Продолжается осмысление результата недавнего нашего боя, боя за высоту Заглавок. Получается, результат этот – непустячный, серьезный, почти пафосный. Как ни крути, выходит, что Вышеград мы… спасли. Если бы отступили – мусульмане вошли бы в город, а это значит – кровь, резня, новые трупы, плывущие по Дрине.
Верно, с позиции мы потом ушли. Только произошло это спустя шесть часов. По приказу сербского командования. Когда сербские ополченцы укрепились на других, более близких к городу, позициях. Все это не опровергает только что сделанный вывод. Повторяю: город мы спасли. Правда, об этом нам пока никто не сказал. Сербы в участниках обороны высоты Заглавок героев не увидели. Понятно, на рукоплескания, ордена, сидение в президиумах мы и не рассчитывали (не за этим сюда ехали), только все равно несправедливо: горстка русских добровольцев спасла целый, пусть небольшой, город, а от сербов об этом – ни слова, ни полслова. Обидно!
Что делать? Один выход – смириться! Любой другой выход (например, идти к сербам, бить себя кулаком в грудь, говорить, что я герой) неприемлем.
И про другое помнить надо. Забытые герои, невручённые награды, украденные подвиги – составляющие любой войны. С какой стати быть этой войне исключением?
Обращает внимание диковинная прическа многих молодых сербских бойцов: на затылке то ли выбрит, то ли выстрижен православный крест и четыре буквы «с», каждая из которых помещена в квадрат пространства, образуемого сторонами креста. Сербы объясняют: это древний, особенно актуальный ныне, национальный девиз, что-то вроде «Сербия сама себя спасает».
Конечно, по поводу «главной идеи» лозунга можно поспорить (особенно с учетом личного добровольческого опыта), но, в целом, лозунг правильный и прическа, «несущая» его, оригинальна и привлекательна.
В вышеградских парикмахерских подобным образом могут украсить голову любого желающего. Разумеется, если этот желающий имеет прямое отношение к фронту и войне. Скопировали эту моду и некоторые из русских добровольцев. Испытываю желание последовать их примеру. Конечно, это мальчишество, но почему бы и нет?
Володька-Бес и Сашка К. по-прежнему в госпитале. Первый никак не оправится после контузии, полученной 12 апреля (головные боли, сильное головокружение). Второй лечится после полученного в тот же день ранения в голову (почти полная потеря зрения, едва видит стоящую перед ним пепельницу).
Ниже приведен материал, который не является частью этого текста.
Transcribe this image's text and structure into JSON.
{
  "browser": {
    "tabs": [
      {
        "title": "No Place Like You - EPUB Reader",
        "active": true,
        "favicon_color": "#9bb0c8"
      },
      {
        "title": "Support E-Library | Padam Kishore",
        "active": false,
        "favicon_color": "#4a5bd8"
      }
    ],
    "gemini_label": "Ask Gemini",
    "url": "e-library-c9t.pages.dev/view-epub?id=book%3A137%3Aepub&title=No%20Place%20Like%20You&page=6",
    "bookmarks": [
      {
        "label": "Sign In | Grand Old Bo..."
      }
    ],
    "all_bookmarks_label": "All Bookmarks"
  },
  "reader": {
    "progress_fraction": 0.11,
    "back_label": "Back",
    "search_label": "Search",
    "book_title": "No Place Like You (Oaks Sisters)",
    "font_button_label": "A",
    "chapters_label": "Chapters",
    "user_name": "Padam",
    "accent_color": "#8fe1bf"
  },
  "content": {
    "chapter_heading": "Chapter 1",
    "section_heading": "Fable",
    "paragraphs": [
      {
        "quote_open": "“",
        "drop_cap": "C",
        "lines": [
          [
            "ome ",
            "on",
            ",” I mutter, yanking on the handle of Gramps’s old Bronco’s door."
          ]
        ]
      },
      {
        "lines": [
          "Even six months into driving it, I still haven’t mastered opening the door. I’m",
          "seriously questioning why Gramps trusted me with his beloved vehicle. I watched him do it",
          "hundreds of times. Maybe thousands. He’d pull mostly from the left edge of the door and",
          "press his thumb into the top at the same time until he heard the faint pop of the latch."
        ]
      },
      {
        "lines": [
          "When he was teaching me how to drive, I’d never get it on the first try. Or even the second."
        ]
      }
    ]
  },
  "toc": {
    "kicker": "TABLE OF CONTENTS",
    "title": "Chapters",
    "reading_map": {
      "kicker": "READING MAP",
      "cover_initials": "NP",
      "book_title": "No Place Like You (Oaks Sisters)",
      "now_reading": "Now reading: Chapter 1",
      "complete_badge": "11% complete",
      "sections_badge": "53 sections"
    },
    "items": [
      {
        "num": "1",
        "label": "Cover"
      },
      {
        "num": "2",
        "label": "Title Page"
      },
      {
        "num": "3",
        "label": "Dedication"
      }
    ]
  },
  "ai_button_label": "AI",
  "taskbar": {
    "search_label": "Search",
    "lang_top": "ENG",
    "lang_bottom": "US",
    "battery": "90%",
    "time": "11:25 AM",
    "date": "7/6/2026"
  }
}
Володька Р. (разрыв барабанных перепонок и легкое сотрясение мозга) близок к выписке. Скоро вернется в отряд и пулеметчик Пашка, единственный уцелевший из смены, что держала оборону в крайне правом бункере на высоте Заглавок 12 апреля[18].
Решено. Через два дня уезжаем! К собирающимся домой прибавилось еще несколько человек. Мотивы их отъезда уже знакомы: («Повоевали, посмотрели, хватит»). Дорога будет нелегкая. От Вышеграда рейсовым автобусом до Ужицы. От Ужицы поездом до Белграда. От Белграда до Москвы. До Белграда дорога бесплатна (на нас распространяются какие-то льготы). От Белграда до Москвы надо будет приобретать билет. За свои деньги. Оказывается, выбраться из зоны боевых действий не так-то просто. Необходима специальная бумага. Сербы называют ее «дозвола».
Прежде чем получить дозволу, нам необходимо сдать оружие и обмундирование. Каптер требует поштучного возвращения всего ранее полученного – от автоматов до башмаков и курток. Оружие мы сдали безропотно. С вещами сложнее. За время ночевок у костра, скитаний по горным склонам и т. д. и т. п. многие вещи пришли в негодность (что-то прогорело, что-то порвано о сучья и камни) и были попросту утеряны. Есть желание оставить что-то из вещей на память, в качестве сувениров. От нас же требуют возвращения полного комплекта всего выданного. Процедура объяснения с каптером Славко унизительна, но результативна. В итоге желанная дозвола (пропуск с перечнем наших фамилий, с подписью начальника и круглой печатью) у нас на руках. Прощай, Вышеград, прощай, Босния. Счастливо оставаться нашим. Дай Бог всем им вернуться по домам. Живыми, целыми, невредимыми!
На меня возложена обязанность отвезти в Москву и передать родным сумку с вещами Кости Богословского. Поручение не из легких (мягко сказать), но отказаться язык не повернулся. В Москве живут мать, брат, отчим Кости. Что я скажу им? Какие слова выбрать в богатом родном языке, чтобы объяснить, почему их сын и брат остался навсегда на югославской земле? Не могу представить себе – как произойдет моя встреча с этими людьми. Лучше сходить лишний раз в разведку.
Сложилось четкое представление о «социально-национальном» составе русских добровольцев в Югославии. В основном это люди, получившие среднее или средне-техническое образование, выходцы из семей среднего и ниже среднего достатка, жители крупных городов. «Обремененных» законченным высшим образованием среди добровольцев – процентов десять, гуманитариев – считанные единицы. Откровенно судимые – отсутствуют, но приблатненных, имевших напряженные отношения с правоохранительными органами, – едва ли не треть.
Казалось, что нынешняя ситуация в Югославии должна привлечь сюда массу бывших российских военных (отставников, сокращенных, уволенных и пр.). Состав нашего отряда напрочь опровергает «это предположение.
Существенная деталь – едва ли не половина состава нашего отряда – люди с несложившейся личной жизнью (безответная любовь, распавшаяся семья, загулявшая жена, отвергнутое брачное предложение и т. д. и т. п.).